[SOLVED]form appearing...help please...
Posted: Tue Jul 05, 2005 3:44 am
i have a code below:
when someone clicks the submit button, the form is still there...but the message confirms the data is written to the database...i just want to display the message confirming me that it is written to the database and the form will disappear...
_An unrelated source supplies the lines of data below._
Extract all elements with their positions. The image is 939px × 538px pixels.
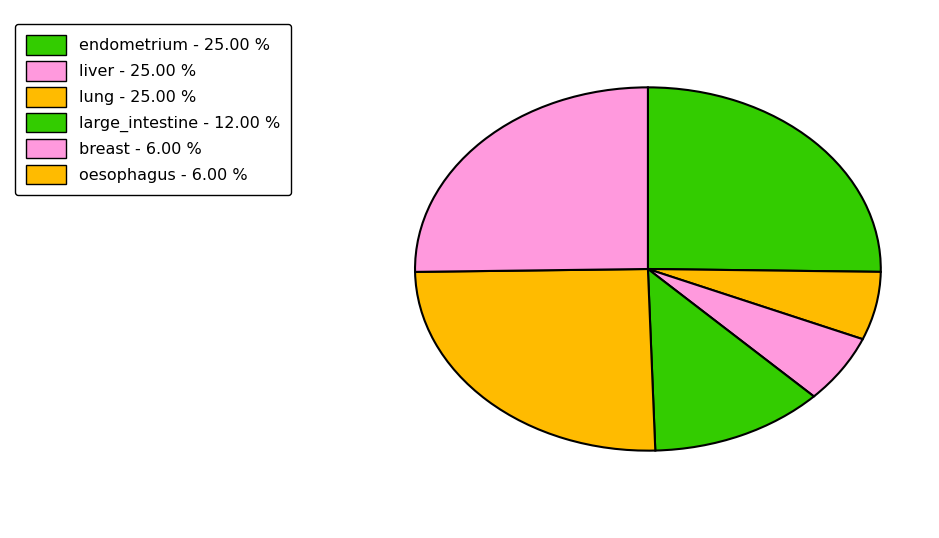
Legend: endometrium - 25.00 %, liver - 25.00 %, lung - 25.00 %, large_intestine - 12.00 : endometrium - 25.00 %, liver - 25.00 %, …	[15, 24, 291, 195]
Wedge shape	[415, 269, 655, 451]
Wedge shape	[648, 269, 881, 339]
Wedge shape	[648, 269, 863, 397]
Wedge shape	[648, 269, 814, 450]
Wedge shape	[415, 87, 648, 272]
Wedge shape	[648, 87, 881, 272]
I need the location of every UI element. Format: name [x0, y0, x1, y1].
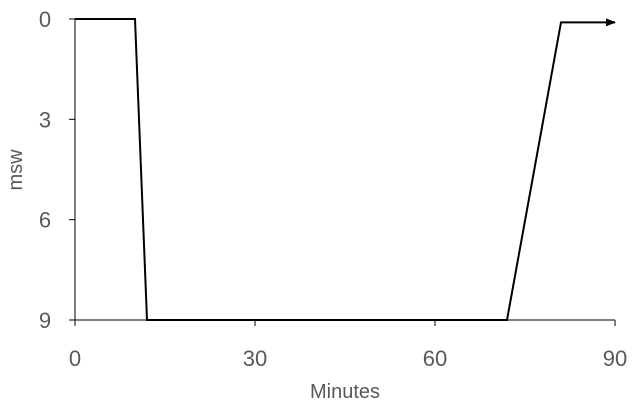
y-axis-label: msw — [5, 149, 27, 191]
y-tick-label: 3 — [39, 107, 51, 132]
x-tick-label: 0 — [69, 346, 81, 371]
x-tick-label: 90 — [603, 346, 627, 371]
y-tick-label: 0 — [39, 7, 51, 32]
x-tick-label: 60 — [423, 346, 447, 371]
x-tick-label: 30 — [243, 346, 267, 371]
x-axis-label: Minutes — [310, 381, 380, 403]
y-tick-label: 6 — [39, 208, 51, 233]
dive-profile-line — [75, 18, 616, 321]
y-tick-label: 9 — [39, 308, 51, 333]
please help...thanks in advance
Code: Select all
<?
if (isset($_POST['submit']))
{
$message = NULL;
if (empty($_POST['sample']))
{
$s = false;
$message .= 'no sample<br>';
}
else
{
$s = $_POST['sample'];
}
if (empty($_POST['type1']))
{
$type = false;
$message .= 'please select at least one<br>';
}
else
{
$type = $_POST['type1'];
}
if ($s && $type)
{
$query = "INSERT INTO sample(samplefield, anothersamplefield) VALUES ('$s','$type')";
$result = @mysql_query($query) or die(mysql_error());
if ($result)
{
echo 'written to db';
}
else
{
$message = 'no data written in the db';
exit();
}
mysql_close();
}
else
{
$message = 'please try again';
}
}
if (isset($message))
{
echo '<font color=red>'.$message.'</font>';
}
?>
<form action="<? echo $_SERVER['PHP_SELF']; ?>" method="post">
<p><b/>sample
<input type="text" name="sample" value="<? if (isset($_POST['sample'])) echo $_POST['sample']; ?>" />
</p>
<p>
<select name="type1">
<option>choose a type</option>
<option>type 1</option>
<option>type 2</option>
<option>type 3</option>
</select>
</p>
<input type="submit" name="submit" value="submit" />
</form>please help...thanks in advance